В глазах у меня потемнело. Точно какой-то белый туман заволок их. И когда этот туман рассеялся, то я увидел, что стою далеко от оврага и весь дрожу. И вдруг я вижу, что Самуил, тихо стеная, поднялся и, шатаясь, подошел или скорее подбежал ко мне. Он раскрыл передо мной грудь свою, и на этой груди была громадная кровавая язва.

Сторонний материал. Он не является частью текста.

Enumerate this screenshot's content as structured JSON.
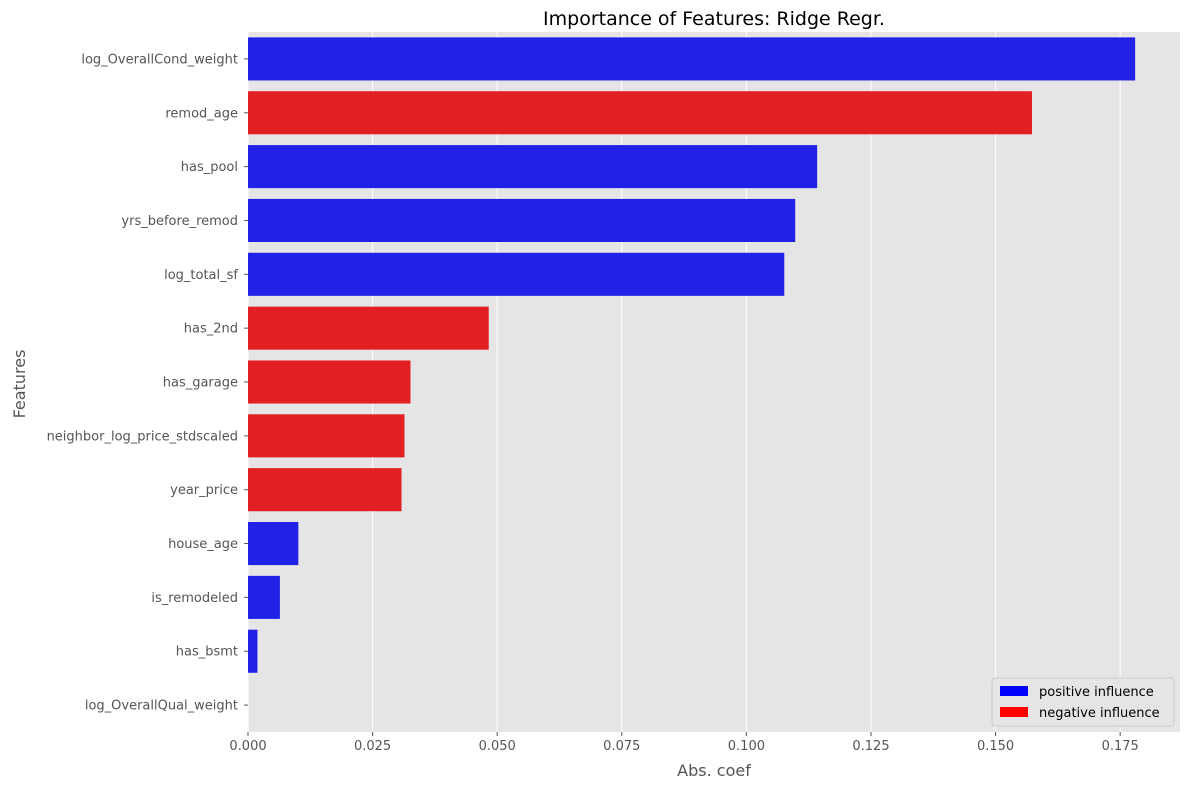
{
  "chart_data": {
    "type": "bar",
    "orientation": "horizontal",
    "title": "Importance of Features: Ridge Regr.",
    "xlabel": "Abs. coef",
    "ylabel": "Features",
    "xlim": [
      0,
      0.187
    ],
    "xticks": [
      "0.000",
      "0.025",
      "0.050",
      "0.075",
      "0.100",
      "0.125",
      "0.150",
      "0.175"
    ],
    "grid": true,
    "legend_position": "lower-right",
    "colors": {
      "positive": "#2222e6",
      "negative": "#e21f22",
      "background": "#e5e5e5",
      "grid": "#ffffff"
    },
    "legend": [
      {
        "label": "positive influence",
        "color": "#0000ff"
      },
      {
        "label": "negative influence",
        "color": "#ff0000"
      }
    ],
    "bars": [
      {
        "feature": "log_OverallCond_weight",
        "value": 0.178,
        "influence": "positive"
      },
      {
        "feature": "remod_age",
        "value": 0.1573,
        "influence": "negative"
      },
      {
        "feature": "has_pool",
        "value": 0.1142,
        "influence": "positive"
      },
      {
        "feature": "yrs_before_remod",
        "value": 0.1098,
        "influence": "positive"
      },
      {
        "feature": "log_total_sf",
        "value": 0.1076,
        "influence": "positive"
      },
      {
        "feature": "has_2nd",
        "value": 0.0483,
        "influence": "negative"
      },
      {
        "feature": "has_garage",
        "value": 0.0326,
        "influence": "negative"
      },
      {
        "feature": "neighbor_log_price_stdscaled",
        "value": 0.0314,
        "influence": "negative"
      },
      {
        "feature": "year_price",
        "value": 0.0308,
        "influence": "negative"
      },
      {
        "feature": "house_age",
        "value": 0.0101,
        "influence": "positive"
      },
      {
        "feature": "is_remodeled",
        "value": 0.0064,
        "influence": "positive"
      },
      {
        "feature": "has_bsmt",
        "value": 0.0019,
        "influence": "positive"
      },
      {
        "feature": "log_OverallQual_weight",
        "value": 0.0,
        "influence": "positive"
      }
    ]
  }
}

- Кто бы ты ни был, - вскричал он, - сжалься надо мной - убей меня! - И он повалился мне в ноги. - Убей меня, потому что жизнь моя - одно непрестанное мученье. Я сам бы убил себя, но мне страшны мученья за гробом, вечные мученья самоубийцы. Я совершил ужасный грех. Я сжег и разорил целое селение самаритян, Я продал в плен отца и мать одного из них по имени Рабель бен-Ад; я увел у него его сестру Агарию, обесчестил и ее. Я совершил много злодеяний. Если бы я знал, где живет Рабель, я пришел бы к нему, и он, наверно, убил бы меня.

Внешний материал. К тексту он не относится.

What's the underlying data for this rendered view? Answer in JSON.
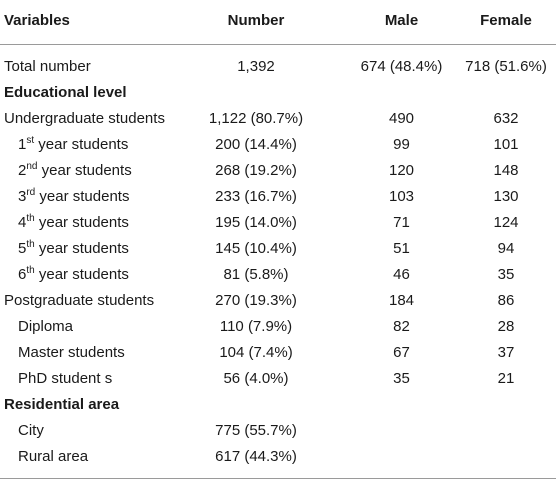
{
  "header": {
    "variables": "Variables",
    "number": "Number",
    "male": "Male",
    "female": "Female"
  },
  "rows": [
    {
      "label": "Total number",
      "number": "1,392",
      "male": "674 (48.4%)",
      "female": "718 (51.6%)"
    },
    {
      "label": "Educational level"
    },
    {
      "label": "Undergraduate students",
      "number": "1,122 (80.7%)",
      "male": "490",
      "female": "632"
    },
    {
      "ord": "1",
      "sup": "st",
      "rest": " year students",
      "number": "200 (14.4%)",
      "male": "99",
      "female": "101"
    },
    {
      "ord": "2",
      "sup": "nd",
      "rest": " year students",
      "number": "268 (19.2%)",
      "male": "120",
      "female": "148"
    },
    {
      "ord": "3",
      "sup": "rd",
      "rest": " year students",
      "number": "233 (16.7%)",
      "male": "103",
      "female": "130"
    },
    {
      "ord": "4",
      "sup": "th",
      "rest": " year students",
      "number": "195 (14.0%)",
      "male": "71",
      "female": "124"
    },
    {
      "ord": "5",
      "sup": "th",
      "rest": " year students",
      "number": "145 (10.4%)",
      "male": "51",
      "female": "94"
    },
    {
      "ord": "6",
      "sup": "th",
      "rest": " year students",
      "number": "81 (5.8%)",
      "male": "46",
      "female": "35"
    },
    {
      "label": "Postgraduate students",
      "number": "270 (19.3%)",
      "male": "184",
      "female": "86"
    },
    {
      "label": "Diploma",
      "number": "110 (7.9%)",
      "male": "82",
      "female": "28"
    },
    {
      "label": "Master students",
      "number": "104 (7.4%)",
      "male": "67",
      "female": "37"
    },
    {
      "label": "PhD student s",
      "number": "56 (4.0%)",
      "male": "35",
      "female": "21"
    },
    {
      "label": "Residential area"
    },
    {
      "label": "City",
      "number": "775 (55.7%)"
    },
    {
      "label": "Rural area",
      "number": "617 (44.3%)"
    }
  ]
}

В эту минуту мне ужасно хотелось сказать ему: Рабель перед тобою, но я удержался. "Нет! - сказал я сам себе, - я откроюсь ему тогда, когда жизнь ему будет дорога, а не будет мучением". И с этой минуты мы стали неразлучны. Теперь прошло уже три года. Три года я, Рабель, постоянный свидетель невыносимых страданий, соединенных с ужасными мучениями совести. Один раз Самуил не спал целых три ночи сряду. Постоянная мучительная боль во всех костях не давала ему покоя ни минуты, и я тогда подумал: "Можно ли страдать еще больше, и недостаточно ли я отмщен? Отец, мать и сестра моя перестали страдать, а он, этот несчастный злодей, мучится и днем и ночью, мучится не переставая". И вспомнил я, что сказал Тот, кто остановил мою отмщающую руку: "Мне отмщение и Аз воздам".

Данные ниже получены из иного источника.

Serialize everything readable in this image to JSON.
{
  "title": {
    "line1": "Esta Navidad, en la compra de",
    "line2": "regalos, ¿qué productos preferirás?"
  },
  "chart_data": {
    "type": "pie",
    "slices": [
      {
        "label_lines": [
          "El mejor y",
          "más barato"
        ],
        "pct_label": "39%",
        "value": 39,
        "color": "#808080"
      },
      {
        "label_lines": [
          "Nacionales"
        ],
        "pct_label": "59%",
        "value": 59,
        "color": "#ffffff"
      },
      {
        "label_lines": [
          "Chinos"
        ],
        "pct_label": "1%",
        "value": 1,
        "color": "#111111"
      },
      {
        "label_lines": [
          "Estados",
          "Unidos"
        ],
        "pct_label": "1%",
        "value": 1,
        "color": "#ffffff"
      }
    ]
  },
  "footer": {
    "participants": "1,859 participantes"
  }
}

И понял я, что никакие нож, и меч, и огонь не накажут и не отмстят так, как отмстил за меня Тот, кто управляет звездами и движет морями. В эти три года ненависть моя мало-помалу исчезла. Сначала, когда я слушал стоны Самуила, каждый стон и каждое его слово волновали мое сердце и оно просило его крови. Но когда он лежал беспомощно на моей груди, измученный и разбитый болью, когда он засыпал на этой груди, обессиленный страданьем, то чувство ненависти во мне смягчалось, стихало - и я чувствовал только одно сострадание. Я жаждал так же, как и он, прекращения этих страданий... Но иногда мне приходила в голову злобная мысль: открыться ему, сказать ему: "Я Рабель бен-Ад; я тот, у которого ты убил отца, мать и сестру. Ты уничтожил мой дом, разорил его, ты лишил меня всего, всего, что дорого человеку, и вот видишь, я ухаживаю за тобой, как за моим добрым другом. Я отмстил. Я заплатил тебе добром за зло..." Но такое признание могло увеличить его страдания, к мучениям совести прибавилось бы еще одно ужаснейшее мученье, а между тем и тех, от которых он страдал, было довольно, слишком довольно. Зачем же я буду еще его мучить?.. Вот уже более двух лет он не может жить без меня. Ему становится легче, когда я кладу руку на грудь его и растираю ее. Я давно уж бросил в реку тот нож, которым я хотел убить его. Я давно уже не могу покинуть его... и... мне страшно и стыдно признаться даже самому себе... - и он закрыл лицо руками и прошептал тихо, так тихо, что Гайдар едва расслышал его слова: - Я... я... люблю его...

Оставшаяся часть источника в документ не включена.